British Airways has announced the biggest loss since the company was privatised in 1987, BBC reported.
BA reported a loss before tax of £401m for the year to 31 March, after seeing its results hit by a weak pound and higher fuel costs.
BA made a revised profit of £922m in the previous year.
Although revenues increased to almost £9bn, BA faced a near-£3bn fuel bill. Chief executive Willie Walsh said he saw "no signs of recovery anywhere".
Fuel costs rose 44.5% after the price of oil soared last year. The weaker pound also contributed to rising costs as fuel is bought in US dollars.
The results included redundancy-related costs of £78m.
BA said it had cut more than 2,500 jobs since last summer and added that it was in talks with unions about "pay and productivity changes".
"The prolonged nature of the global downturn makes this the harshest trading environment we have ever faced and, with no immediate improvement visible, market conditions remain challenging," Mr Walsh said.
Despite BA's claims that it has been a victim of a downturn in global conditions, analysts say the airline is not entirely blameless for its poor results.
"The first half of the year really was [a period of] self-inflicted wounds from the Terminal 5 opening problems," said airline consultant John Strickland.
He added that BA had been particularly hit by a fall in premium traffic - business class and first class passengers.
"They rely a lot for their profitability on first and business class passengers," he said.
The BBC's business editor Robert Peston said that BA's loss was a result of "a lamentable rise in costs", including engineering and aircraft costs, landing fees and staff costs.
The loss was worse than BA had forecast. Shares in the airline were down 7% to 151.6 pence in morning trading.
The airline made an operating loss of £220m. In January it said it expected to make an operating loss of £150m.
However, BA said that it had seen a "significantly better" operational performance, and that it had received record customer satisfaction ratings.
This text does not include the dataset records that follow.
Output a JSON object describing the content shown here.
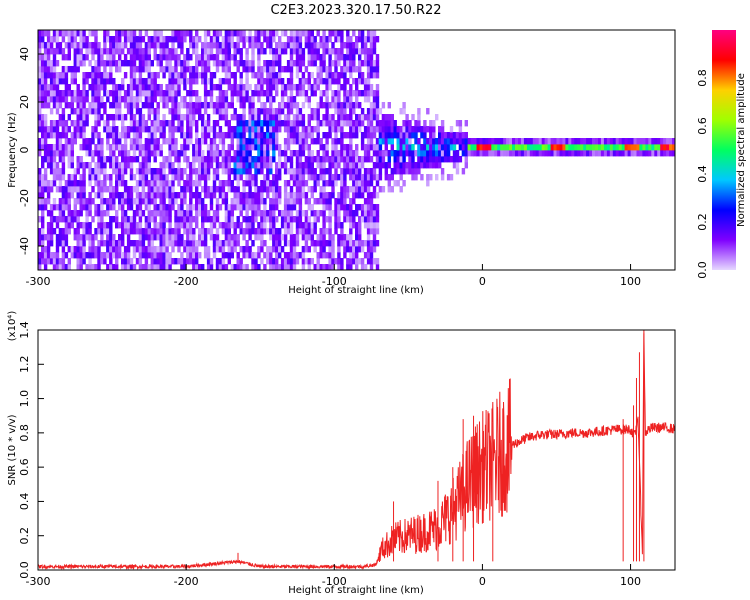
{
  "title": "C2E3.2023.320.17.50.R22",
  "chart_data": [
    {
      "type": "heatmap",
      "xlabel": "Height of straight line (km)",
      "ylabel": "Frequency (Hz)",
      "xlim": [
        -300,
        130
      ],
      "ylim": [
        -50,
        50
      ],
      "x_ticks": [
        -300,
        -200,
        -100,
        0,
        100
      ],
      "y_ticks": [
        -40,
        -20,
        0,
        20,
        40
      ],
      "colorbar": {
        "label": "Normalized spectral amplitude",
        "range": [
          0.0,
          1.0
        ],
        "ticks": [
          "0.0",
          "0.2",
          "0.4",
          "0.6",
          "0.8"
        ],
        "colormap": [
          "#e6d8ff",
          "#7f00ff",
          "#0000ff",
          "#00c8ff",
          "#00ff60",
          "#a0ff00",
          "#ffd000",
          "#ff0000",
          "#ff0080"
        ]
      },
      "features": {
        "noise_region_x": [
          -300,
          -70
        ],
        "spreading_region_x": [
          -70,
          -10
        ],
        "narrow_line_region_x": [
          -10,
          130
        ],
        "line_center_hz": 0,
        "strong_peaks_x": [
          0,
          50,
          100,
          125
        ]
      }
    },
    {
      "type": "line",
      "xlabel": "Height of straight line (km)",
      "ylabel": "SNR (10 * v/v)",
      "y_multiplier": "(x10⁴)",
      "xlim": [
        -300,
        130
      ],
      "ylim": [
        0.0,
        1.4
      ],
      "x_ticks": [
        -300,
        -200,
        -100,
        0,
        100
      ],
      "y_ticks": [
        "0.0",
        "0.2",
        "0.4",
        "0.6",
        "0.8",
        "1.0",
        "1.2",
        "1.4"
      ],
      "series": [
        {
          "color": "#ee2222",
          "x": [
            -300,
            -250,
            -200,
            -165,
            -150,
            -100,
            -80,
            -72,
            -68,
            -60,
            -50,
            -40,
            -30,
            -20,
            -15,
            -10,
            -5,
            0,
            5,
            10,
            15,
            20,
            25,
            30,
            40,
            50,
            60,
            70,
            80,
            90,
            95,
            100,
            103,
            105,
            107,
            108,
            109,
            110,
            112,
            115,
            120,
            125,
            130
          ],
          "y": [
            0.02,
            0.02,
            0.02,
            0.05,
            0.02,
            0.02,
            0.02,
            0.03,
            0.12,
            0.18,
            0.2,
            0.22,
            0.25,
            0.35,
            0.42,
            0.5,
            0.55,
            0.6,
            0.62,
            0.66,
            0.7,
            0.73,
            0.75,
            0.77,
            0.79,
            0.79,
            0.8,
            0.8,
            0.81,
            0.82,
            0.82,
            0.82,
            0.78,
            0.9,
            0.35,
            0.12,
            1.38,
            0.8,
            0.82,
            0.83,
            0.83,
            0.83,
            0.82
          ]
        }
      ],
      "spikes": [
        {
          "x": -165,
          "y": 0.1
        },
        {
          "x": -60,
          "y": 0.4
        },
        {
          "x": -30,
          "y": 0.52
        },
        {
          "x": -20,
          "y": 0.6
        },
        {
          "x": -13,
          "y": 0.88
        },
        {
          "x": -6,
          "y": 0.9
        },
        {
          "x": 7,
          "y": 0.86
        },
        {
          "x": 95,
          "y": 0.88
        },
        {
          "x": 102,
          "y": 0.96
        },
        {
          "x": 104,
          "y": 1.12
        },
        {
          "x": 106,
          "y": 1.27
        },
        {
          "x": 109,
          "y": 1.38
        }
      ]
    }
  ]
}
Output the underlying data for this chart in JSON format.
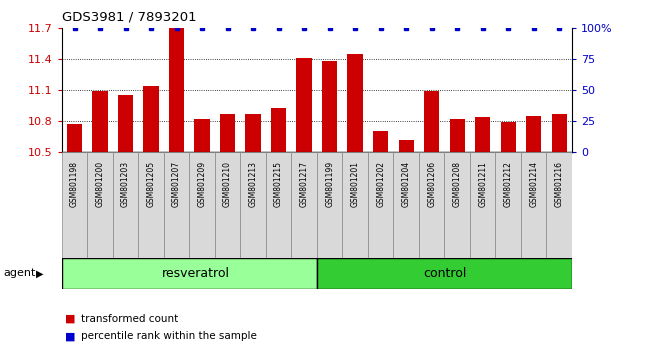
{
  "title": "GDS3981 / 7893201",
  "samples": [
    "GSM801198",
    "GSM801200",
    "GSM801203",
    "GSM801205",
    "GSM801207",
    "GSM801209",
    "GSM801210",
    "GSM801213",
    "GSM801215",
    "GSM801217",
    "GSM801199",
    "GSM801201",
    "GSM801202",
    "GSM801204",
    "GSM801206",
    "GSM801208",
    "GSM801211",
    "GSM801212",
    "GSM801214",
    "GSM801216"
  ],
  "transformed_counts": [
    10.77,
    11.09,
    11.05,
    11.14,
    11.7,
    10.82,
    10.87,
    10.87,
    10.93,
    11.41,
    11.38,
    11.45,
    10.71,
    10.62,
    11.09,
    10.82,
    10.84,
    10.79,
    10.85,
    10.87
  ],
  "percentile_ranks": [
    100,
    100,
    100,
    100,
    100,
    100,
    100,
    100,
    100,
    100,
    100,
    100,
    100,
    100,
    100,
    100,
    100,
    100,
    100,
    100
  ],
  "n_resveratrol": 10,
  "n_control": 10,
  "ylim_left": [
    10.5,
    11.7
  ],
  "ylim_right": [
    0,
    100
  ],
  "bar_color": "#cc0000",
  "dot_color": "#0000cc",
  "resveratrol_color": "#99ff99",
  "control_color": "#33cc33",
  "agent_label": "agent",
  "legend_bar": "transformed count",
  "legend_dot": "percentile rank within the sample",
  "gridline_values": [
    10.8,
    11.1,
    11.4
  ],
  "left_tick_values": [
    10.5,
    10.8,
    11.1,
    11.4,
    11.7
  ],
  "right_tick_values": [
    0,
    25,
    50,
    75,
    100
  ],
  "right_tick_labels": [
    "0",
    "25",
    "50",
    "75",
    "100%"
  ],
  "bar_width": 0.6
}
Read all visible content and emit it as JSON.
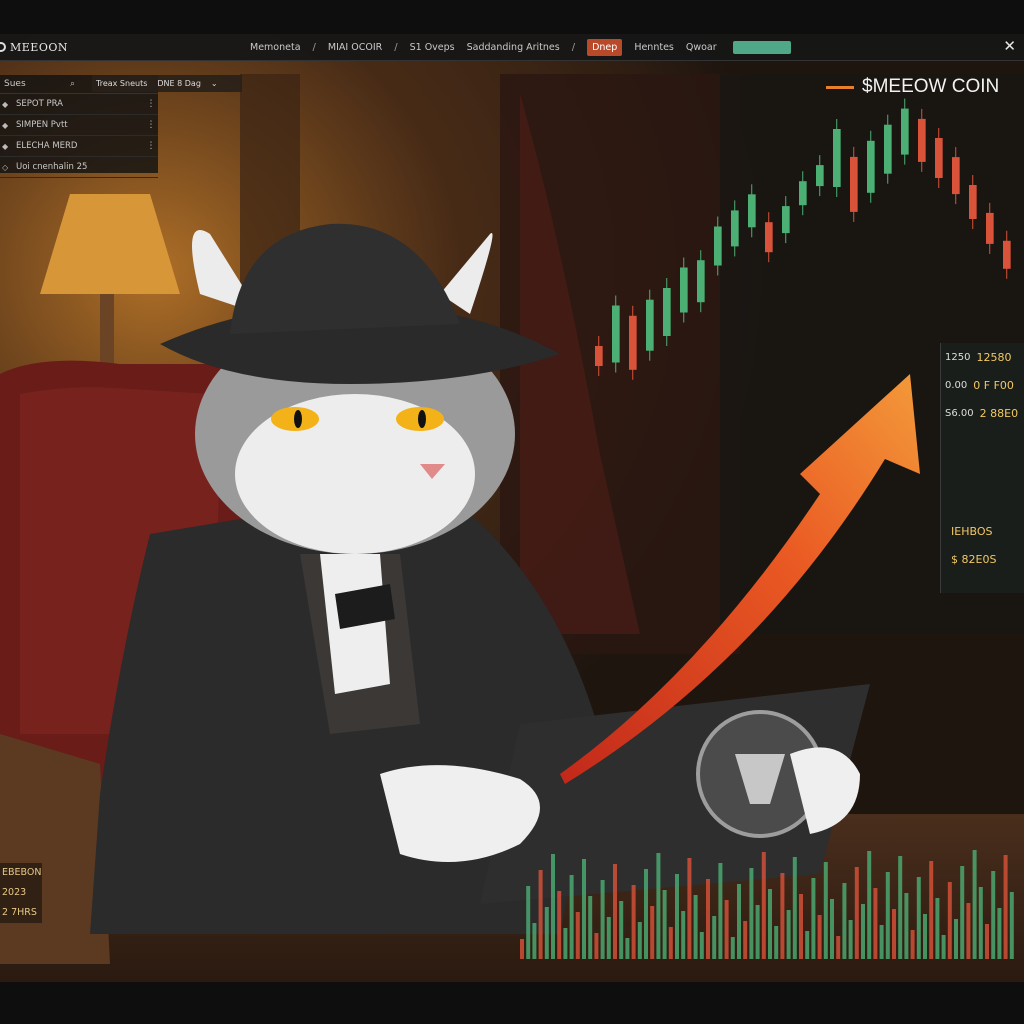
{
  "app": {
    "title": "MEEOON"
  },
  "nav": {
    "items": [
      "Memoneta",
      "MIAI OCOIR",
      "S1 Oveps",
      "Saddanding Aritnes",
      "Dnep",
      "Henntes",
      "Qwoar"
    ],
    "active_index": 4
  },
  "side": {
    "header": "Sues",
    "tab_left": "Treax Sneuts",
    "tab_right": "DNE 8 Dag",
    "rows": [
      "SEPOT PRA",
      "SIMPEN Pvtt",
      "ELECHA MERD",
      "Uoi cnenhalin 25"
    ]
  },
  "chart": {
    "title": "$MEEOW COIN",
    "accent_color": "#e8802a",
    "up_color": "#4caf74",
    "down_color": "#d9533a"
  },
  "stats": {
    "rows": [
      {
        "label": "1250",
        "value": "12580"
      },
      {
        "label": "0.00",
        "value": "0 F F00"
      },
      {
        "label": "S6.00",
        "value": "2 88E0"
      },
      {
        "label": "",
        "value": "IEHBOS"
      },
      {
        "label": "",
        "value": "$ 82E0S"
      }
    ]
  },
  "bottom_left": {
    "lines": [
      "EBEBON",
      "2023",
      "2 7HRS"
    ]
  },
  "chart_data": {
    "type": "bar",
    "title": "$MEEOW COIN",
    "candles_close_trend": [
      0.55,
      0.5,
      0.52,
      0.48,
      0.45,
      0.4,
      0.38,
      0.3,
      0.26,
      0.22,
      0.28,
      0.24,
      0.18,
      0.14,
      0.1,
      0.16,
      0.12,
      0.08,
      0.04,
      0.06,
      0.1,
      0.14,
      0.2,
      0.26,
      0.32
    ]
  }
}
The total number of passengers carried fell 4.3% to 33.1m.
The results also included the impact of the airline's first full year of operations at Heathrow Terminal 5, and BA said more than 24 million passengers had flown through Terminal 5.
Global demand for premium travel fell significantly with BA's premium traffic down 13%.
BA added that it had had to take "significant pricing actions" to stimulate non-premium sales, which were broadly unchanged on the previous year.
"Fares have been going down and will continue to be very competitive," Mr Walsh told the BBC.
"I don't expect to see any increase in fares in the coming year," he added.